The bridge is in County Antrim, Northern Ireland and goes from the cliffs on the coast of the mainland to the island of Carrick-a-Rede.
Not for the faint hearted
Crossing the bridge can be a very nerve wracking experience for visitors. In fact there have been several occasions where people who have crossed the bridge to the island have had to wait for a boat to take them back to the mainland as they were unable to face taking the bridge again.
The bridge may be a daunting challenge for most people but there are some who like to live dangerously. There is a collection of photographs at the nearby Sheep Island View Hostel of daredevils cycling on the bridge and doing various stunts such as handstands.
Scenery and wildlife on the island
If you choose to brave the rope bridge you will be rewarded with the wonderful scenery on Carrick-a-Rede. It is a rocky island that sticks out of the sea and provides wonderful views. You can see for miles along the coastline and even as far as the Scottish islands.

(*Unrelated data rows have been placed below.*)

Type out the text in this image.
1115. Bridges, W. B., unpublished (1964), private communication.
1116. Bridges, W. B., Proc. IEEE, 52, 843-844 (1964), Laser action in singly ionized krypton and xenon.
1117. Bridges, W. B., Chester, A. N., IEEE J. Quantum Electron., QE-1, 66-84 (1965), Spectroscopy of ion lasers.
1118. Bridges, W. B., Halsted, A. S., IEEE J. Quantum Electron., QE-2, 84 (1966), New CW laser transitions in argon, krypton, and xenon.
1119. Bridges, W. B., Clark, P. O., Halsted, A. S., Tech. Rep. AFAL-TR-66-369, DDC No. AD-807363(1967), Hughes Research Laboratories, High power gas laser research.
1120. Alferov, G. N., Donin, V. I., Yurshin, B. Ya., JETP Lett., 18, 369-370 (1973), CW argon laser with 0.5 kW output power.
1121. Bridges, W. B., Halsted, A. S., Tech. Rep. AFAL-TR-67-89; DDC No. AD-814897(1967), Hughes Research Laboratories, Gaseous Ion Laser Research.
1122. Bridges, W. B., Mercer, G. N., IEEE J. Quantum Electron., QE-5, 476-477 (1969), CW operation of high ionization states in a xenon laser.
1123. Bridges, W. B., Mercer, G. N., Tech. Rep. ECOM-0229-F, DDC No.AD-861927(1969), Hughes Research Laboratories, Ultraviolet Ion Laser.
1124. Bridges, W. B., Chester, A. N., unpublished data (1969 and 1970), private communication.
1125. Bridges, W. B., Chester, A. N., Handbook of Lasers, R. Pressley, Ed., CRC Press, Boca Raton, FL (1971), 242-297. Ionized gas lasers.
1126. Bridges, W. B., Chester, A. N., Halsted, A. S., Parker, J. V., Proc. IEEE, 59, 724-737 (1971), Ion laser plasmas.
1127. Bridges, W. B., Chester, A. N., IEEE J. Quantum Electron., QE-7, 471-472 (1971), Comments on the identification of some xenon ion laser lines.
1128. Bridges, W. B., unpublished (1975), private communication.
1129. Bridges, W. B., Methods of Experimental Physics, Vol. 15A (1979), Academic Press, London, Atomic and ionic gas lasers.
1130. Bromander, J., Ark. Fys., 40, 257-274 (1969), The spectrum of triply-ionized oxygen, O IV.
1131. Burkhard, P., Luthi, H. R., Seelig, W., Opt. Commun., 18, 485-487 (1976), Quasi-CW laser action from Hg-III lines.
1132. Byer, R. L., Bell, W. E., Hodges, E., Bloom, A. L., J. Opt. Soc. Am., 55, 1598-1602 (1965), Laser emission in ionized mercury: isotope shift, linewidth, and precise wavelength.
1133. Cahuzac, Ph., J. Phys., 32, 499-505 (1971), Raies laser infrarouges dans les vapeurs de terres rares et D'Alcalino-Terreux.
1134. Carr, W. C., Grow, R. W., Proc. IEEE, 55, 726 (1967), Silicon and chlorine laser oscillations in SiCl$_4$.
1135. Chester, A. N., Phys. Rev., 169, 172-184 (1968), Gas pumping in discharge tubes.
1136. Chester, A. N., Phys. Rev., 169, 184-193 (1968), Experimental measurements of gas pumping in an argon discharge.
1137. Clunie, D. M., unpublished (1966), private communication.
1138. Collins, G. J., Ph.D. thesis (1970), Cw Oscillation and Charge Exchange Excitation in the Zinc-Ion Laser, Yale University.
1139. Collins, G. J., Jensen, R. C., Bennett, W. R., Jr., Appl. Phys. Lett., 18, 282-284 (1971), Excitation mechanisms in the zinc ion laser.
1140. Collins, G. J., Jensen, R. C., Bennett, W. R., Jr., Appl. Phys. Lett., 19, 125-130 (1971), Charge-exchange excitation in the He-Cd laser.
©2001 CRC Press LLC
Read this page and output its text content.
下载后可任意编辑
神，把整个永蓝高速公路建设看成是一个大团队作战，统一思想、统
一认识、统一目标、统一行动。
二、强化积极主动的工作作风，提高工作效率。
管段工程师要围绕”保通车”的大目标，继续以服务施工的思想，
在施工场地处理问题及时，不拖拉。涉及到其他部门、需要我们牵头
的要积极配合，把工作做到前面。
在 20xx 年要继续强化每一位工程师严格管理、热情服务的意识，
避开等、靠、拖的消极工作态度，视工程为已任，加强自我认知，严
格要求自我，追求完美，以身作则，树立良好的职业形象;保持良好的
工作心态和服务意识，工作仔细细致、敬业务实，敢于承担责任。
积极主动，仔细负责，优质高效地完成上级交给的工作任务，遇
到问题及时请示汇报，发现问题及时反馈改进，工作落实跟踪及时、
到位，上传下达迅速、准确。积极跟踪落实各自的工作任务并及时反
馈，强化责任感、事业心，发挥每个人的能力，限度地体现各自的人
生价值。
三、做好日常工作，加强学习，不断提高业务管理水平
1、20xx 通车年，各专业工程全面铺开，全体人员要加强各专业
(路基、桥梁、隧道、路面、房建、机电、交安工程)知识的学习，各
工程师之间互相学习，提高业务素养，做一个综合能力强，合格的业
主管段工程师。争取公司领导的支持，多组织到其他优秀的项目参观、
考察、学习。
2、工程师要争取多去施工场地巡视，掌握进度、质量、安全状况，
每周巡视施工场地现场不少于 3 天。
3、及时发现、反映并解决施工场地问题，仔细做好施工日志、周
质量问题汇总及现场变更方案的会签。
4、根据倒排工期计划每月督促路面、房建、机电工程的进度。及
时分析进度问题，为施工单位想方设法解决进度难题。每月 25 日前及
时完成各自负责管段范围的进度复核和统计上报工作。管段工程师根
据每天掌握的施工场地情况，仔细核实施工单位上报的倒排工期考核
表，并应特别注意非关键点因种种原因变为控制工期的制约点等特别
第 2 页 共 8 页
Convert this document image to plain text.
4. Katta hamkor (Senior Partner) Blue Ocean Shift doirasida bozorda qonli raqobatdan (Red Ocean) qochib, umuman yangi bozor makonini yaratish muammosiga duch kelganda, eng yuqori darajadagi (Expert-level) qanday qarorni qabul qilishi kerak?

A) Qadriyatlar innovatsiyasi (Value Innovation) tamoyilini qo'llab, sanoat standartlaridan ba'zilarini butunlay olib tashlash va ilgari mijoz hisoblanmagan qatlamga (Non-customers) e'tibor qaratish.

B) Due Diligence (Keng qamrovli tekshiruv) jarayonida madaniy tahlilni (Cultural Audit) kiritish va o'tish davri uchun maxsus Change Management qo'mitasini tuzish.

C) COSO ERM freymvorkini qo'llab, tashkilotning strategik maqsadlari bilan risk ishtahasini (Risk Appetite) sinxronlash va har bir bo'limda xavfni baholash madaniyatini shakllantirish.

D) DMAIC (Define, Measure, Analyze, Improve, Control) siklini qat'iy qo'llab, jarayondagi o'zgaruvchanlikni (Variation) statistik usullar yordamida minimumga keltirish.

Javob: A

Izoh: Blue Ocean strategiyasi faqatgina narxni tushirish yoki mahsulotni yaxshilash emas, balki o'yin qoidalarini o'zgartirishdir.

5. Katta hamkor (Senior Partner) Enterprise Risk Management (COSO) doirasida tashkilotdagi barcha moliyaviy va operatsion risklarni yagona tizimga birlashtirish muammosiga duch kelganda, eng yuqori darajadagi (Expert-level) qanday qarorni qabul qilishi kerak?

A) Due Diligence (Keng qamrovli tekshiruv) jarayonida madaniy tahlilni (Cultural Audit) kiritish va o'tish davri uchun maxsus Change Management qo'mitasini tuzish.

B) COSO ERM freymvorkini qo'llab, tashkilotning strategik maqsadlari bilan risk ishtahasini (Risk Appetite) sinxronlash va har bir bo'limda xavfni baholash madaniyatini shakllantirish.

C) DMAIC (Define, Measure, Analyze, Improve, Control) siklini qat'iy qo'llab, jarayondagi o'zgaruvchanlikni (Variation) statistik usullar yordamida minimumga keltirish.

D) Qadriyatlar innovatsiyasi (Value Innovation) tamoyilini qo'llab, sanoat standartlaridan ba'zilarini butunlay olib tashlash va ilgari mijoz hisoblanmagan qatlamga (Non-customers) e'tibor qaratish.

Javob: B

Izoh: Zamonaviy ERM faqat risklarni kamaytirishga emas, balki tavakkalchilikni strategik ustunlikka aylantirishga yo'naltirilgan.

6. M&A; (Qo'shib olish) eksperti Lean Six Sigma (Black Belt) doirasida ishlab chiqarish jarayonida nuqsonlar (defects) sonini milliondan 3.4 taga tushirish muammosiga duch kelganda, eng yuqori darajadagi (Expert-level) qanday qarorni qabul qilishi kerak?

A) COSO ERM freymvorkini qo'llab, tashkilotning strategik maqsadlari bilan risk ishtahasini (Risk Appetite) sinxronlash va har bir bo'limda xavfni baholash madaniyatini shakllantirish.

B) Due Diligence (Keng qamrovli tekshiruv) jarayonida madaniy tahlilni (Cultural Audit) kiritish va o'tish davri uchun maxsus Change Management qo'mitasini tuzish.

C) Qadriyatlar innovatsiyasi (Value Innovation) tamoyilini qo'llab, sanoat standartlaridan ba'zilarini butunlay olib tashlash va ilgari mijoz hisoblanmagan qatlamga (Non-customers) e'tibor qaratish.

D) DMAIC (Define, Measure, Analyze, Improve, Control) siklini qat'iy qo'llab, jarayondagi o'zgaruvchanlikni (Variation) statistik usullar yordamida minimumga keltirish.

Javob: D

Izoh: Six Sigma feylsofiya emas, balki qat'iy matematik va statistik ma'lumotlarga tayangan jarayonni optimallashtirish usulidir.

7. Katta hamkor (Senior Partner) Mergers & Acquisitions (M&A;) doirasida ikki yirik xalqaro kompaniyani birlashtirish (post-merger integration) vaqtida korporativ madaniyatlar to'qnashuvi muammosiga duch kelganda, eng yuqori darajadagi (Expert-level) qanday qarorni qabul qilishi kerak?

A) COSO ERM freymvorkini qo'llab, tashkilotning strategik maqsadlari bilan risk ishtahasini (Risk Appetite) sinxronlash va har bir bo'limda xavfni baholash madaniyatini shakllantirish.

Birdwatchers will enjoy Carrick-a-Rede as there are several species to be seen including razorbills, guillemots, kittywakes and fulmars.
The geology of the island as well as the plant and animal life has led to it being named as area of Special Scientific Interest.
The bridge was originally used by fishermen
The Carrick-a-Rede Rope bridge was originally made for fishermen so they could travel to the island and check their salmon nets. When it was first erected it only had a single rope handrail but that didn’t worry the local fishermen who used it every day and were able to cross it easily.
There used to be large numbers of salmon in the water around the area and in the 1970s, the fishermen would be likely to catch 300 per day.
As the years went by the salmon population dwindled until the turn of the century when fishermen would have been lucky to catch 300 in an entire season.
Eventually the fishermen abandoned the area as there were so few salmon left.
The only function of the bridge now is as a tourist attraction and hundreds of thousands of people cross it every year. The National Trust replaced the single rope bridge with a two hand railed bridge to make it safer for tourists.
Geology – caves and rare stalagmites
You can arrange to take a guided tour of Carrick-a-Rede and the nearby mainland area. You can even bring your dog on the walk along the coast although they would not be allowed on the bridge.
There are a number of large caves in the area that would have been used by boat builders as a shelter from stormy weather.
A walk along the foot of the cliffs will take you to a small cave which is home to some rare stalagmites and native ferns. Just beware of small rocks or bits of litter falling from the top of the cliffs.